We don’t know all the solutions to gun violence and violence in general. But not having the perfect answer doesn’t mean we should do nothing at all — and we know some very simple and, not incidentally, very popular measures that we could take to curb gun violence.
Almost 9 in 10 Americans support universal background checks for gun sales — which is also supported by 75 percent of actual NRA members. Seventy percent of Americans support bans on military-style semi-automatic weapons and high-capacity ammunition magazines. Even a strong majority of NRA members think that people with certain types of recent criminal charges should not be able to buy guns and that illegally selling guns should carry a minimum two year prison sentence.
In addition to expanding mental health treatment and access for all Americans (Obamacare, anyone?), these simple gun safety laws would make a serious dent in our runaway gun violence epidemic. So why the inaction?
Sure, it has something to do with the disproportionate stranglehold that the NRA leadership — divorced from the desires of their actual members — has on Congress, both Republicans, and to a disturbing extent, some key Democrats as well. And sure, to an extent part of the challenge is that while a small number of gun rights extremists feel particularly passionate about this issue, the large majority of Americans who want sensible reforms don’t feel as impassioned. The persistence of the minority fringe trumps the desires of the reasonable majority. Tyranny of the majority, this ain’t.
But the other factor is surely the irony that we have become so inoculated to the massive and ever-present reality of gun violence that we shake our collective fist less and less vociferously in its constant wake. According to one report, there is a mass shooting every five days in the United States. Every five days! That is nothing short of horrifying. And yet like many horrors of a grand scale, whether global widespread poverty or rampant domestic violence against women, such social issues can seem overwhelming and therefore intractable.

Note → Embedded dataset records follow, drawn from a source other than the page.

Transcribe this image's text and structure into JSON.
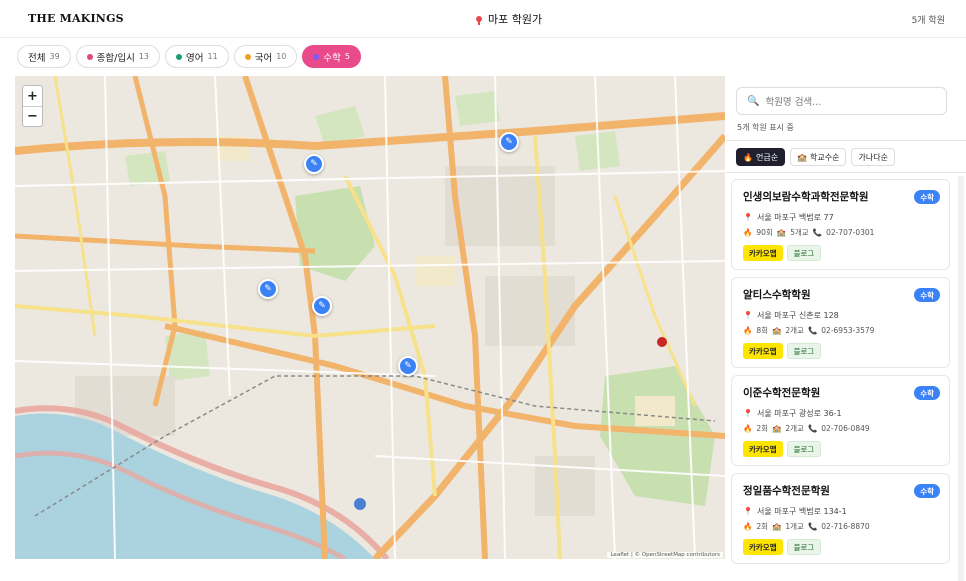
{
  "header": {
    "logo": "THE MAKINGS",
    "title": "마포 학원가",
    "count": "5개 학원"
  },
  "filters": [
    {
      "label": "전체",
      "count": "39",
      "dot": null,
      "active": false
    },
    {
      "label": "종합/입시",
      "count": "13",
      "dot": "#e0457b",
      "active": false
    },
    {
      "label": "영어",
      "count": "11",
      "dot": "#1aa06b",
      "active": false
    },
    {
      "label": "국어",
      "count": "10",
      "dot": "#f0a020",
      "active": false
    },
    {
      "label": "수학",
      "count": "5",
      "dot": "#7b5cf6",
      "active": true
    }
  ],
  "map": {
    "zoom_in": "+",
    "zoom_out": "−",
    "attribution": "Leaflet | © OpenStreetMap contributors",
    "marker_count": 5
  },
  "sidebar": {
    "search_placeholder": "학원명 검색...",
    "showing": "5개 학원 표시 중",
    "sorts": [
      {
        "label": "언급순",
        "icon": "🔥",
        "active": true
      },
      {
        "label": "학교수순",
        "icon": "🏫",
        "active": false
      },
      {
        "label": "가나다순",
        "icon": "",
        "active": false
      }
    ],
    "cards": [
      {
        "name": "인생의보람수학과학전문학원",
        "badge": "수학",
        "address": "서울 마포구 백범로 77",
        "mentions": "90회",
        "schools": "5개교",
        "phone": "02-707-0301",
        "kakao": "카카오맵",
        "blog": "블로그"
      },
      {
        "name": "알티스수학학원",
        "badge": "수학",
        "address": "서울 마포구 신촌로 128",
        "mentions": "8회",
        "schools": "2개교",
        "phone": "02-6953-3579",
        "kakao": "카카오맵",
        "blog": "블로그"
      },
      {
        "name": "이준수학전문학원",
        "badge": "수학",
        "address": "서울 마포구 광성로 36-1",
        "mentions": "2회",
        "schools": "2개교",
        "phone": "02-706-0849",
        "kakao": "카카오맵",
        "blog": "블로그"
      },
      {
        "name": "정일품수학전문학원",
        "badge": "수학",
        "address": "서울 마포구 백범로 134-1",
        "mentions": "2회",
        "schools": "1개교",
        "phone": "02-716-8870",
        "kakao": "카카오맵",
        "blog": "블로그"
      }
    ]
  },
  "colors": {
    "accent_pink": "#e84a8c",
    "marker_blue": "#3b82f6",
    "kakao_yellow": "#fee500"
  }
}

Once in a while, an episode shocks our conscience and captures our collective attention for a moment or two, such as when a gunman bursts into an elementary school and kills six adults and 20 children in less than five minutes. But more often, sadly, the cases of violent shootouts in cities like Chicago or suicides in small towns across America are so absurdly commonplace that we barely bat an eye. Or phone our members of Congress.
What’s most sad about this state of affairs is not that the overwhelming majority of Americans support common sense gun laws, or even that a majority of responsible gun owners support such laws and yet nothing happens. Nor is the most depressing fact that Congress fails to stand up to the fringe power of the NRA or that President Obama, generally ineffective at wielding political capital even when he has it, is not adept at pushing through Congress the basic reforms that are in all of our best interest.
No, what’s most sad is that 28,177 Americans have died in less than a year because of gun violence — a number that would never be zero, but would certainly be much lower if we patched our broken laws to ensure that dangerous people don’t have access to dangerous weapons.
And for those 28,177 families, even one less death would be a big deal.